Die Kritik fand euphorische Worte für Daniel Dubbes Erzählband „Wilde Männer, wenig Frauen“. Josef Quack schrieb in der FAZ: „Seine Devise fürs Schreiben lautet: Kein Gramm Fett. Er hält sich an die Grenzen der Kurzprosa. Seine Erzählungen kennen keine Umwege, Annäherungen oder Überleitungen. Seine Sätze streben eine knappe Präzision an, die innere Erlebnisse so gut wie die Ansichten oder Stadtviertel erfassen kann.“ Regisseur Uwe Schrader meinte im STERN: „Die Geschichten sind knapp, filmisch und mit einer unheimlichen Power erzählt; eine Direktheit ohne Umwege, ungemein lakonische Dialoge. Dubbe schreibt, wie Robert de Niro aussieht.“

 

Zwei Typen steigen in Hamburg in einen geliehenen Mercedes und fahren in Richtung Heidelberg. Unterwegs ändern sie ihre Pläne und kreuzen dann mehr oder weniger planlos durch die nördliche Hälfte der Bundesrepublik.
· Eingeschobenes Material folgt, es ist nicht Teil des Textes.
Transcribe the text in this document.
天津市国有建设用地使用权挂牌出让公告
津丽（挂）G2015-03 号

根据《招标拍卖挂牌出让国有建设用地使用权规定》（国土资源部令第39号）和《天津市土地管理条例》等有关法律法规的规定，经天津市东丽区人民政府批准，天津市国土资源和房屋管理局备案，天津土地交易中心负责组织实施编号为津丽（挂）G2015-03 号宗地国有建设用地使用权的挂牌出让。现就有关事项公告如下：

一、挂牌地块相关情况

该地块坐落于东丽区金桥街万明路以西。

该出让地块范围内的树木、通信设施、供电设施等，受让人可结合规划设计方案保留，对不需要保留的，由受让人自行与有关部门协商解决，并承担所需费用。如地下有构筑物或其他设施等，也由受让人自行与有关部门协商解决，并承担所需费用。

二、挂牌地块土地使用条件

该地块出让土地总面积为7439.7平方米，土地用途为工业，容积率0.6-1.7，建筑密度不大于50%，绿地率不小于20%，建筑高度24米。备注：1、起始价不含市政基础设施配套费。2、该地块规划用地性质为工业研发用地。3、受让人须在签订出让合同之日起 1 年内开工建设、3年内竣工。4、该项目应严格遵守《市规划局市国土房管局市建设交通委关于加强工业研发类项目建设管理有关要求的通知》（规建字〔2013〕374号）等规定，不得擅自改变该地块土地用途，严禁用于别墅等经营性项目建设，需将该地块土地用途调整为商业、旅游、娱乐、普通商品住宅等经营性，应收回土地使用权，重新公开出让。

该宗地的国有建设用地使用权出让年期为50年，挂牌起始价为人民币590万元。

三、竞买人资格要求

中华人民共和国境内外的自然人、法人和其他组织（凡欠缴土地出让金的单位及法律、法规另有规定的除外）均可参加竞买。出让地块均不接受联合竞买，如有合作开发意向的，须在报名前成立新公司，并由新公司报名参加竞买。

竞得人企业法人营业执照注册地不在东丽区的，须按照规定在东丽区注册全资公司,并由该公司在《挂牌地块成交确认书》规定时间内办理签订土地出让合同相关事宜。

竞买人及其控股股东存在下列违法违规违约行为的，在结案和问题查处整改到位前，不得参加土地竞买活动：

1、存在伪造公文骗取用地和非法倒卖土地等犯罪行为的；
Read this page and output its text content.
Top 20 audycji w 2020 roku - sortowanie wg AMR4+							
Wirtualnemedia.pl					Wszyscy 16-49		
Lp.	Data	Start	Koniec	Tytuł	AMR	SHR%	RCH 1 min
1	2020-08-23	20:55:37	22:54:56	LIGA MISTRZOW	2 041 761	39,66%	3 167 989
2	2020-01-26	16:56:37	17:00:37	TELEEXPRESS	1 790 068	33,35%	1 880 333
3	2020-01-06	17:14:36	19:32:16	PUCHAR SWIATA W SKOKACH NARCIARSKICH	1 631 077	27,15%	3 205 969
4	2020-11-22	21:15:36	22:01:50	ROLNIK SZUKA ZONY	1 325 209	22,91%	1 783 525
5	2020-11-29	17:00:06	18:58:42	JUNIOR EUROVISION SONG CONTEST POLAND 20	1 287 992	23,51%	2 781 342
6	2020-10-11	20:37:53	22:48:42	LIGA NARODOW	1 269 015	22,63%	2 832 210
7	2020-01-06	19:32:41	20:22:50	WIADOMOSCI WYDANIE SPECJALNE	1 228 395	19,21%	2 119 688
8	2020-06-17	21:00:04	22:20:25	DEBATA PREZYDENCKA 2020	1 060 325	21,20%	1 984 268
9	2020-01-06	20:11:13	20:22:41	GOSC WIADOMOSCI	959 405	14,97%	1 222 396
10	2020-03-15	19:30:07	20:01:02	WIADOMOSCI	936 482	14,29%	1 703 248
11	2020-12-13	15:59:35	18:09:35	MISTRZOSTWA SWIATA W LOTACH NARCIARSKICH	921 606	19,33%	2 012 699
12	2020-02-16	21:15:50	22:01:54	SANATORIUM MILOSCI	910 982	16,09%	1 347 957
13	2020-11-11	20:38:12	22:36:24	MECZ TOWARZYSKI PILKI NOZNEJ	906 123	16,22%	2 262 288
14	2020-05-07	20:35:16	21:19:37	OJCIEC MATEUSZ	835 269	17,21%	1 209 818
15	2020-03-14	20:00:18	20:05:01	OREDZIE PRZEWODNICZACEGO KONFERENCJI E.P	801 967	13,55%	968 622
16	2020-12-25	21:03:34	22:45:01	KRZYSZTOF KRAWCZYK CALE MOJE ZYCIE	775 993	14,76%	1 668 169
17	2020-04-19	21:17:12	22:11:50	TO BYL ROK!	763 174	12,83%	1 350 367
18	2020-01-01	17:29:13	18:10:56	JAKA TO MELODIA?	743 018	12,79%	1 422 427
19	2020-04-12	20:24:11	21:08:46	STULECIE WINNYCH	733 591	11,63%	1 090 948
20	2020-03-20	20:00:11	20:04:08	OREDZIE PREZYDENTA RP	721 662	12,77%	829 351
Die Erzählung „Schmerzgrenze, Schmucknarbe“ unterstreicht erneut Dubbes Meisterschaft: in äußerst genauen Bildern, reduziert auf das Wesentliche, entwirft er nicht nur das Porträt des Dichters Norbert Hinterberger, sondern skizziert auch das Lebensgefühl eines Außenseiters und Rebellen, den man durchaus stellvertretend für einen ganz bestimmten Teil der deutschen Jugend sehen darf. In Dubbes Road Movie geht es um Literatur, Philosophie, Drogen, Waffen, Frauen, Poker.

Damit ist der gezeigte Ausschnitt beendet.